Alison regarda Nolan avec de grands yeux, comme pour le supplier.

- Tu ferais mieux de te décider et vite, mon garçon, pressa l'homme. Après tout, tu fais ce que tu veux. Si tu n'es pas un fêtard, si tu as peur de t'amuser, ce n'est pas moi qui t'en voudrai.

- Allez Nolan ! S'il te plaît, on va bien s'amuser ! insista-t-elle en le tirant sur la calèche.

- Allons jouer ! Allons jouer ! crièrent joyeusement tous les enfants pressés.

- Alors ? Tu viens ou pas ? demanda le cocher insistant.

Nolan prit de panique fit un geste brusque pour se défaire de l'emprise d'Alison et descendit de la calèche.

- À ta guise, dit le cocher en haussant les épaules.

Puis, il tira les rênes et les ânes partirent en galopant. Alison fixa Nolan jusqu'à ce que l'horizon détache leurs regards. Le jeune garçon pouvait lire de la déception dans ses yeux. Quel genre d'ami était-il ? La laisser partir, on ne sait trop où... Il se sentit coupable instantanément. Il marcha dans les rues de la ville, encore et encore, regrettant celle qui venait de quitter. Il ne voulait quand même pas retourner au Foyer. Il ne s'y était jamais plu et puis il y serait le seul orphelin à présent. Il était sans domicile et sans amis. Un miroir en poche, voilà la seule chose qu'il avait Cette nuit-là, Nolan pleura toutes les larmes de son corps. Il était démuni et ne savait pas quoi faire, à part attendre dans un coin de rue, à l'abri de la neige hivernale du Nord.

Au petit matin, Nolan fut réveillé par des forains qui s'installaient sur une place de la ville, à deux rues. Le soleil se levait doucement dans le ciel. Nolan alla voir l'agitation de la place, curieux. On installait des banderoles, on ouvrait des stands, on construisait une scène, on montait des tentes. Les forains chantaient joyeusement en travaillant. En les voyant faire, Nolan oublia un instant tous ses problèmes. Il était émerveillé par ce qu'ils faisaient.

- Salut gamin ! dit un forain qui s'approcha de lui. Tu habites dans le coin ? Si c'est le cas, pense à dire à tes parents de venir nous voir ! Nous ne restons qu'une semaine dans cette belle ville.

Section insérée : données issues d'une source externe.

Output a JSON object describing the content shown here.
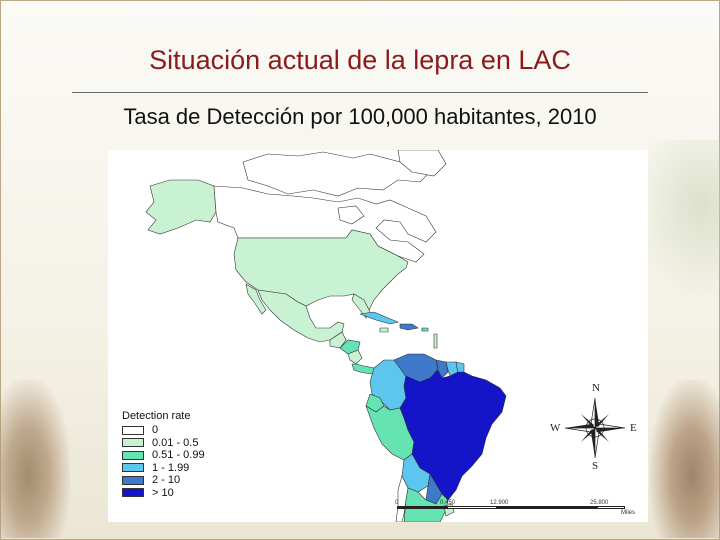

L'homme était jovial et était gentil. Il était noir de peau et avait des vêtements abîmés qui ne semblaient pas très propres. Il portait sur la tête un béret-casquette à carreaux gris. Il ne devait pas être très vieux, il était grand et maigre. Ses doigts crasseux sortaient de ses mitaines.

- Je n'ai pas de parents, répondit Nolan.

- Oh, fit le forain en se grattant le front. Tu as une famille tout de même, non ?

- Non, répondit d'une petite voix le petit garçon.

Le forain se gratta la nuque, gêné par la situation. Puis, son visage s'illumina.

- Eh, ça te dirait de devenir forain ? Il arrive que nos ventres soient creux, mais nous voyageons dans le monde entier ! Et nous sommes tous une grande famille ! Alors qu'en dis-tu petit ?

Nolan n'eut pas à réfléchir longtemps. Il n'avait plus rien à perdre de toute façon et puis l'idée de faire partie d'une famille était comme un rêve qui se réalisait.

- Bien sûr que j'accepte ! s'exclama le jeune garçon, des étoiles dans ses yeux bleus. Au fait, comment vous appelez-vous ?

- Mon nom est Burt, bienvenue chez les forains, petit !

Burt retira sa casquette et la posa sur la tête blonde de Nolan.